Conosciamo il credo del regista americano: la sua è una fede guerriera, il suo cristiano è un combattente, deve andare in guerra, come testardamente pretende il suo protagonista, perchè il suo amore per Dio si manifesta sul campo di battaglia. Desmond Doss è solo apparentemente inerme: non un fucile, ma la piccola Bibbia che porta sempre con sé lo rende invincibile, capace di sfuggire miracolosamente ad una pioggia di ferro e di fuoco, di non provare fame, sete, sonno, di caricarsi sulle spalle decine e decine di corpi senza apparente fatica. Ma, senza giudicare le personali credenze dell’autore, l’intima contraddizione del discorso gibsoniano appare evidente nel finale, quando, per “finire il lavoro” iniziato su Hacksaw Ridge, i soldati imbracciano nuovamente le armi e si producono nel più classico degli “arrivano i nostri”, facendo carne da macello degli avversari. Va bene la fede, ma quando c’è da sparare si spara.

Desmond Doss è interpretato da Andrew Garfield, che presta al suo candido personaggio il viso pulito e il sorriso aperto. L’ex Spider-Man è candidato all’Oscar come miglior attore protagonista e fa di tutto per meritarlo: domina la scena per tutta la durata del film, intenso, credibile. Ma la sua performance brilla principalmente in virtù della bellezza del ruolo e dell’impegno richiesto. Lo affiancano bravi comprimari: la graziosa Teresa Palmer (la fidanzata Dorothy), Hugo Weaving (il padre), Vince Vaughn (il sergente Howell), Sam Worthington (il Capitano Glover), Luke Bracey (il commilitone Smitty).

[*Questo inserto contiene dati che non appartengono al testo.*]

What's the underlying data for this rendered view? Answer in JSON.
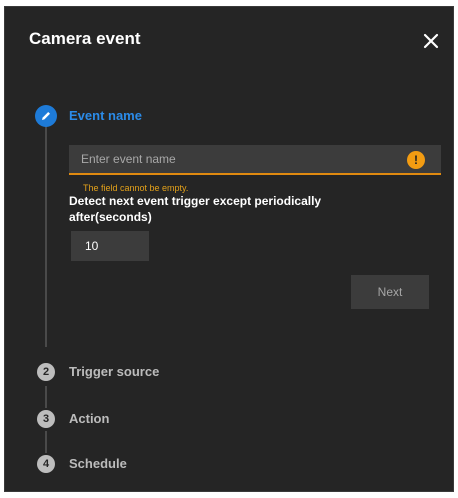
{
  "dialog": {
    "title": "Camera event",
    "close_icon": "close-icon"
  },
  "steps": [
    {
      "number": "",
      "label": "Event name",
      "state": "active",
      "icon": "pencil-icon"
    },
    {
      "number": "2",
      "label": "Trigger source",
      "state": "pending"
    },
    {
      "number": "3",
      "label": "Action",
      "state": "pending"
    },
    {
      "number": "4",
      "label": "Schedule",
      "state": "pending"
    }
  ],
  "event_name": {
    "value": "",
    "placeholder": "Enter event name",
    "error": "The field cannot be empty.",
    "warning_icon": "!"
  },
  "detect": {
    "label": "Detect next event trigger except periodically after(seconds)",
    "value": "10"
  },
  "next_label": "Next",
  "colors": {
    "background": "#252525",
    "accent": "#1e7bd8",
    "warning": "#f39c12",
    "field": "#3c3c3c"
  }
}
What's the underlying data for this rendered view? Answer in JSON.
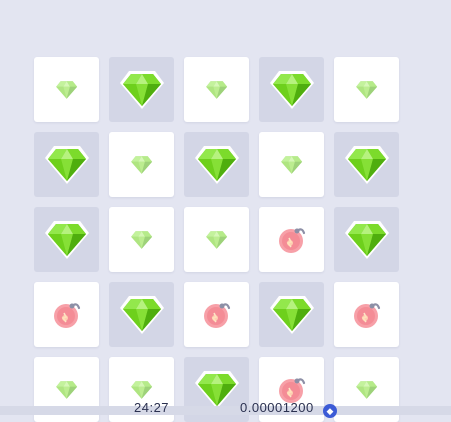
{
  "board": {
    "rows": [
      [
        "gem-small",
        "gem-large",
        "gem-small",
        "gem-large",
        "gem-small"
      ],
      [
        "gem-large",
        "gem-small",
        "gem-large",
        "gem-small",
        "gem-large"
      ],
      [
        "gem-large",
        "gem-small",
        "gem-small",
        "bomb",
        "gem-large"
      ],
      [
        "bomb",
        "gem-large",
        "bomb",
        "gem-large",
        "bomb"
      ],
      [
        "gem-small",
        "gem-small",
        "gem-large",
        "bomb",
        "gem-small"
      ]
    ]
  },
  "footer": {
    "left_text": "24:27",
    "right_text": "0.00001200",
    "currency_icon": "coin-icon"
  },
  "colors": {
    "background": "#e3e5f1",
    "tile_revealed": "#ffffff",
    "tile_hidden": "#d3d6e6",
    "gem": "#6ed01c",
    "gem_faded": "#bfe79a",
    "bomb": "#f79aa3"
  }
}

Il tutto per un prodotto che è un po’ come la fede di Gibson: al Bene e il Male corrispondono l’eccellente e il mediocre, il troppo pieno e il troppo vuoto. Il suo cinema divide draconianamente, non ammette mezzi termini, lo si ama o lo si odia. Gibson non è sottile: non parla, urla; non tocca, sferra pugni violentissimi. Ma a volte anche i pugni fanno bene. Soprattutto se, quando parleremo ancora di guerra, ci torneranno in mente il sangue, la carne, le ossa che da quel giorno sono parte inseparabile della terra di Hacksaw Ridge.